El campo científico de la economía de la educación no se encuentra ajeno a posiciones político-ideológicas. La tradición de la orientación en cada uno de los países aportó un contexto en el cual se desarrolló la investigación desde la mirada de la economía en la educación. No obstante, en cada país, se evidencian diferentes estadios respecto del tipo y enfoque de la producción científica. Más allá de cada perspectiva analítica, resulta importante elaborar un balance de los avances realizados en una selección de los países de la región para establecer su vinculación con los desafíos del futuro en materia de exploración y producción de nuevo conocimiento con base científica.
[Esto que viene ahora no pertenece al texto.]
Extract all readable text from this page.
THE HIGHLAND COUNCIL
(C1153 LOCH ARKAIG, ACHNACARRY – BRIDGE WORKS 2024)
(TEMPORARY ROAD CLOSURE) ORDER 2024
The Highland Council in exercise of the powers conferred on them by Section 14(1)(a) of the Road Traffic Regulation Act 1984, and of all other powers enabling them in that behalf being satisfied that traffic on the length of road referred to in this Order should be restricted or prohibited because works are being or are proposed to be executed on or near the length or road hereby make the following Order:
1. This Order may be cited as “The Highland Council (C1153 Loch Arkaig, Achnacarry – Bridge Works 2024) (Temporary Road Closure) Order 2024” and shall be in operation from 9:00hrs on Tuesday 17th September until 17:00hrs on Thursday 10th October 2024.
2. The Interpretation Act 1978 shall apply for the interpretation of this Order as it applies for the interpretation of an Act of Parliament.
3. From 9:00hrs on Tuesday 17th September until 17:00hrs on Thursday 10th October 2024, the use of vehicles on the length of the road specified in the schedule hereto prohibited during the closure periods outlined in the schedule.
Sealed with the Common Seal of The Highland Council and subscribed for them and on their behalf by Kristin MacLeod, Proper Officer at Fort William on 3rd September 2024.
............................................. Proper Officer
Los paradigmas que orientan la producción científica de la economía de la educación oscilan entre dos enfoques contrapuestos como fundamentación del financiamiento educativo en cada país de América Latina. Por el lado de la oferta educativa, se establecen parámetros de diseño organizacional-institucional de los centros escolares que regulan la cantidad de alumnos por sección/curso, la cantidad de perfiles del plantel docente asignada a cada institución y regulan la clasificación de cada uno de los centros escolares en función del tamaño de la cantidad de alumnos y/o docentes. Es decir, los recursos se establecen en función de condiciones pedagógicas-institucionales bajo la premisa de promover mayores niveles de equidad educativa independientemente de la cantidad de alumnos.

En el extremo opuesto opera el paradigma que se sustenta en la lógica de mercado. Considera a la demanda educativa como principal factor que promueve la eficiencia en la asignación de recursos en el financiamiento educativo. Los recursos se asignan en función de la identificación y cuantificación de los beneficiarios (alumnos) para monetizar los recursos en formato de subsidio directo. Posteriormente, cada individuo y/o grupo familiar, dispone con la libre determinación de seleccionar el centro escolar para los cuales el Estado estipula una determinada magnitud de fondos que le permiten financiar su derecho a la educación. Este paradigma con base en libertad de mercado es sustentado en el uso eficiente de los recursos impulsado por la competencia de los centros escolares para que las familias las seleccionen según sus preferencias individuales.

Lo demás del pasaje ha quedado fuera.